I’m awestruck by God’s grace and mercy, and I love to talk about it.
But not this week. This week I’m witnessing lots of suffering, and I don’t like it.
A friend is having tests run for things I don’t want to consider. A young man in our church had a tree fall on him; he’s alive but in ICU with terrible injuries. I visited my mom in the nursing home, and she barely spoke as I fed her—Alzheimer’s. Widows and widowers face loneliness and fear. Children are orphaned. Friends lose jobs. Death surprises a young mom and dad. And, the leaves keep falling off the trees reminding me of that oft-felt sense of futility we all experience when we have to re-do what we did yesterday.
These are the times when I face the challenge to believe the impossible. Will I dare to believe that the Almighty still loves? It’s kind of hard when it’s raining smelly black tar, and there’s no umbrella big enough to keep it from sticking to everyone around me. Will I see the shimmer of glory at the bottom of the dark hole and know that God waits in the distance with grace sufficient for the gravity of each day? For myself? For others? Will I trust that there is purpose (that I don’t always see or understand) in each ounce of suffering, and try to see the resplendent in the face of my dying mother or a young mom who has lost her child? Will I worship anyway?
Will I scream “NO!” to the pummeling questions: Did mercy cease when the tree fell? Did Love’s essence become cruel when a cyclone struck? Is it foolish to hope? Will it always be this way?
I admit it, I feel guilty staring into the face of glory and worshipping when someone else is struggling to lift his eyes because of grief. How do I grieve with a friend and stand in awe and hope? How do I applaud God for a sunset and weep over shed blood at the same time? How do I maintain wonder when I simply want to cry?
I experience disappointment here because I want more than this fallen world has to offer. God placed the scent of Eden and the hope of heaven in my heart. I want healing and beauty, love and peace, joy and relief, restored relationships and the death of death. I also want to eat ice cream (lots and lots of ice cream) and not get fat or sick and to love others in my own quirky way without the fear of rejection. I want to snow ski without the risk of injury, and I want to play six different instruments that I have no time to learn to play. I want all the good stuff—and none of the bad. The fragrance of glory remains in the air and makes me sniff frantically like a coon dog sporadically catching the whiff of something wonderful to chase. I bay loudly and leap down the hole in search of more.
A pastor preached this week from one simple verse, John 16:33. I have told you these things, so that in me you may have peace. In this world you will have trouble. But take heart!

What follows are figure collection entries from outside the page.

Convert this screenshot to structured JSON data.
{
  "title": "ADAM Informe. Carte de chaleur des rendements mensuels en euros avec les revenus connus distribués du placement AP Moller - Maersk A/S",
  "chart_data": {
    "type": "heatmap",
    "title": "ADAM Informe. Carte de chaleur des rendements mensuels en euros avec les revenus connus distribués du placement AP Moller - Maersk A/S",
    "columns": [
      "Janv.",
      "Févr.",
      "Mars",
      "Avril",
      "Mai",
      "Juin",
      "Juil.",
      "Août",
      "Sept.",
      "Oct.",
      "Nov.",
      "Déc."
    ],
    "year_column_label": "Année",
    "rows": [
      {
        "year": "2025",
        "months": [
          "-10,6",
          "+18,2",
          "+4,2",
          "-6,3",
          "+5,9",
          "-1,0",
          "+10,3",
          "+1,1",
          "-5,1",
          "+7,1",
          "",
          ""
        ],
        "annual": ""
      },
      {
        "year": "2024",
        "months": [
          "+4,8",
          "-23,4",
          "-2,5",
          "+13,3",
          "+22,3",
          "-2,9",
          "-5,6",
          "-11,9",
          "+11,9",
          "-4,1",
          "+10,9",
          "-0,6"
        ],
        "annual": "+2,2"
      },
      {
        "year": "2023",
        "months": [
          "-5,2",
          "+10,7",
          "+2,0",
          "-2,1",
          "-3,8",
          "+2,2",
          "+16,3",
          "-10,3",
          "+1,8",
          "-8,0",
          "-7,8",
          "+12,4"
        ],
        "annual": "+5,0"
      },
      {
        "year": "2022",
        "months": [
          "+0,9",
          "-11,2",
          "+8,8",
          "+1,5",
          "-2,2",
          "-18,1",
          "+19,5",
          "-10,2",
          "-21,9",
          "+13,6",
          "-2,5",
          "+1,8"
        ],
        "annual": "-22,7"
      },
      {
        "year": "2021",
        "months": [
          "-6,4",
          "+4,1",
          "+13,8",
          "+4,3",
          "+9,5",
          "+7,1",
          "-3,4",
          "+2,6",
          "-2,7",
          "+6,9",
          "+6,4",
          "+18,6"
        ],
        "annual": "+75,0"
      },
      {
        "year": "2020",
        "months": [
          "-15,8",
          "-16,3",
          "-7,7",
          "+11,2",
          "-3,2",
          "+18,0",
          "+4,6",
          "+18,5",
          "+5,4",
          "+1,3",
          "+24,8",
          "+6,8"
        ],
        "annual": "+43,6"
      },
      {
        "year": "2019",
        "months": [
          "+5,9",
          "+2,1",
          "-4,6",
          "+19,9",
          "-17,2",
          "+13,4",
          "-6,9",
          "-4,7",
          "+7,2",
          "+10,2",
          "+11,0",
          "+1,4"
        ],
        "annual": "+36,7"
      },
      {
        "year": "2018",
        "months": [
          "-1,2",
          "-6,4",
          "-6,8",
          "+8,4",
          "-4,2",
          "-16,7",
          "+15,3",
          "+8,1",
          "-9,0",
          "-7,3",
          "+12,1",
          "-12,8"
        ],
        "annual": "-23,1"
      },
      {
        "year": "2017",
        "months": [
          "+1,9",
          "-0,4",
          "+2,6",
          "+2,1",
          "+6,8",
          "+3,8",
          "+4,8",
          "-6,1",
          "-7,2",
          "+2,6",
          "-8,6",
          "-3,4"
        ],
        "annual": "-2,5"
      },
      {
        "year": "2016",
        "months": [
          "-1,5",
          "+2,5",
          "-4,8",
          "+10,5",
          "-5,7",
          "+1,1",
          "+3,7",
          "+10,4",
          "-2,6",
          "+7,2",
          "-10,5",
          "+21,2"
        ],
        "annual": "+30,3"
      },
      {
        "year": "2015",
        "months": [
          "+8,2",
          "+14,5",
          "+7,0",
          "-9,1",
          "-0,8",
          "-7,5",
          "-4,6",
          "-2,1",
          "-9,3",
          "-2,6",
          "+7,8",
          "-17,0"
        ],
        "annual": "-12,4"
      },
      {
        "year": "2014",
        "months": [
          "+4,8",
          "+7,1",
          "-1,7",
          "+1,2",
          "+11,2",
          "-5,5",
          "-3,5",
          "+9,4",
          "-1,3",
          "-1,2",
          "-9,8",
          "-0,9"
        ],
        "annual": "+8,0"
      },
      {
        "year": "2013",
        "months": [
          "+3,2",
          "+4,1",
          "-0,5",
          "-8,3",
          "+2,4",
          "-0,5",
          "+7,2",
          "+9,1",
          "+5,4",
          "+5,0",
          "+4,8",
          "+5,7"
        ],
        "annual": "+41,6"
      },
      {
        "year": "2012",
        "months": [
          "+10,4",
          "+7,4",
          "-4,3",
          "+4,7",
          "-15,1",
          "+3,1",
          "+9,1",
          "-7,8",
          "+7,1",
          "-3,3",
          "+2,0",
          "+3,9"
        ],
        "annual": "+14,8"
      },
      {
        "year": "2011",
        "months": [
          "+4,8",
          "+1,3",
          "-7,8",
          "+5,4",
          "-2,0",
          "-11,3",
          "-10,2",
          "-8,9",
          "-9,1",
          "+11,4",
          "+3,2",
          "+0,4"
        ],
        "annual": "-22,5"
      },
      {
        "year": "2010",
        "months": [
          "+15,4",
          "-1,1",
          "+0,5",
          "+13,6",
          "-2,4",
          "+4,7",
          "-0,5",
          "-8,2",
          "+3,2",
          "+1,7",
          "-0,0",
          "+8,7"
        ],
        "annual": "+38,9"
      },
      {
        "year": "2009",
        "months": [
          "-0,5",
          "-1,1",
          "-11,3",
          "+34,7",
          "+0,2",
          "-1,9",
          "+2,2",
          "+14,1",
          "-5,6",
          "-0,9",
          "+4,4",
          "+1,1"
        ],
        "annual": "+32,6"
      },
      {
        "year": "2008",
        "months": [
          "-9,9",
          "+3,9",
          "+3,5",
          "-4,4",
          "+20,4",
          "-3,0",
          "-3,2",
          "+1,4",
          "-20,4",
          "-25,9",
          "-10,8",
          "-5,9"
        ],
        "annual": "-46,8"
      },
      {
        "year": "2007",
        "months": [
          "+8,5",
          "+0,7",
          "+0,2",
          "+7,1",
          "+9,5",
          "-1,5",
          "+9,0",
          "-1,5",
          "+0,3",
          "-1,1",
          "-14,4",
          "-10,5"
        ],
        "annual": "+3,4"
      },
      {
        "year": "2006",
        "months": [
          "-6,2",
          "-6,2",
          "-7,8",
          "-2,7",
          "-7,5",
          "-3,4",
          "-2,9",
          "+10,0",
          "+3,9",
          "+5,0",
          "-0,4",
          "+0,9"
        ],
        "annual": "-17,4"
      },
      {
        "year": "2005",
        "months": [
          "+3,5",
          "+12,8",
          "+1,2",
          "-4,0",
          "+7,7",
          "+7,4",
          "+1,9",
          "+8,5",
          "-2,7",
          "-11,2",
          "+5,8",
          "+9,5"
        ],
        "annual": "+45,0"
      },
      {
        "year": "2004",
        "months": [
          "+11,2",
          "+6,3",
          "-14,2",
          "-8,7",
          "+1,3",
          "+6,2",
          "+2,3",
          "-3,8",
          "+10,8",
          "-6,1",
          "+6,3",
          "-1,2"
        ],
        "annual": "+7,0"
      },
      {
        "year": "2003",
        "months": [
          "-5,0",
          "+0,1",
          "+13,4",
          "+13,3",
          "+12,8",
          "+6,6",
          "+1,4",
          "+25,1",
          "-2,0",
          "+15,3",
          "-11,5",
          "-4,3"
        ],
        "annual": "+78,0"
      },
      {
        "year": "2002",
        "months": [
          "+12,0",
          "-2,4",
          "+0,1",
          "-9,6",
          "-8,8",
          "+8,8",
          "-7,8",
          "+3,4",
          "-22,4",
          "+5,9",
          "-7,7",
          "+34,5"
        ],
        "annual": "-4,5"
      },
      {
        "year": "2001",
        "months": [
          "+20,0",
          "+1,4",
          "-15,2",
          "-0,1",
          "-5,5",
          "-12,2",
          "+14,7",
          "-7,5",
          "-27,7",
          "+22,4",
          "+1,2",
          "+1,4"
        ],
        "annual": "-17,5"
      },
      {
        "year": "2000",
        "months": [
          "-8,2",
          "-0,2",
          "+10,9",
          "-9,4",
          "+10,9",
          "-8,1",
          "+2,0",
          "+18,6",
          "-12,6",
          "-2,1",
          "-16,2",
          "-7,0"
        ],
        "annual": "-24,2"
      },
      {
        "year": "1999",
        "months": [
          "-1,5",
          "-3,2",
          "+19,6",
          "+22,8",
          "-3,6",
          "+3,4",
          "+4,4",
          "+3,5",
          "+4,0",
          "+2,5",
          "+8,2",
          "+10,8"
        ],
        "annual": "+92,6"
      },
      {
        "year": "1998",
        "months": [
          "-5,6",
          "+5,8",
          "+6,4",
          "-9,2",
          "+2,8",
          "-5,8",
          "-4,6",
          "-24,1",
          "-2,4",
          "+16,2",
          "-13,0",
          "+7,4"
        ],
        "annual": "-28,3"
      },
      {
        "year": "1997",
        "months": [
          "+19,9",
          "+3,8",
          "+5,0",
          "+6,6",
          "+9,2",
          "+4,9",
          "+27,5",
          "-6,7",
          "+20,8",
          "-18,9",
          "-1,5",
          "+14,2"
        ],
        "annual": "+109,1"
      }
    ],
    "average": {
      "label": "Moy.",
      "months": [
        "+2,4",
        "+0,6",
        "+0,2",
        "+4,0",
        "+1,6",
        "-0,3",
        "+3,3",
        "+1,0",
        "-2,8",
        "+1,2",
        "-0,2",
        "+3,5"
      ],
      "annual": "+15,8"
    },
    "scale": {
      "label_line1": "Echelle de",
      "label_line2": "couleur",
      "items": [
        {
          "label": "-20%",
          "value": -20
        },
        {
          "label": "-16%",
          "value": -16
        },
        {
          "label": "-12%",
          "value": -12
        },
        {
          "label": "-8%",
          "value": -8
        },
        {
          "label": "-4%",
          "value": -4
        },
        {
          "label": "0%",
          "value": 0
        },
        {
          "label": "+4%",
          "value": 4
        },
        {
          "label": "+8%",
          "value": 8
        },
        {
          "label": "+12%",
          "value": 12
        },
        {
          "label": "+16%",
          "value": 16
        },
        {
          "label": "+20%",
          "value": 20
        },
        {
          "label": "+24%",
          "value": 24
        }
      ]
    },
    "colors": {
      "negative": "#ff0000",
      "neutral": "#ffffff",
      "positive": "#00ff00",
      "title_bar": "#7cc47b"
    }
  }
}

I have overcome the world. (NASB) This verse is at the tail end of a chapter and a half of warnings about the difficulties of this life. But the hard verses are smack in the middle of chapters 14, 15, and 17, which are about wonderful things like union with Christ, abiding in him, having a home in heaven, never being alone, and the Holy Spirit being sent to help us, just to name a few. Christ sandwiches “trouble” between “glory” on either side. He wants me to remember His glory and His promises as I fall down the hole. He wants me to sniff it out and follow.
I glance out the window to take my eyes from the screen. Brilliant, blue sky peeps through the leaves that are soon going to litter the ground, again. But I see. Yes, God is at the bottom of the hole and with me on the way down. He is present in scintillating glory in our tomorrows as well as each “today,” and I will fight to believe the impossible but real riches of grace as I continue to fall down the hole in search of more.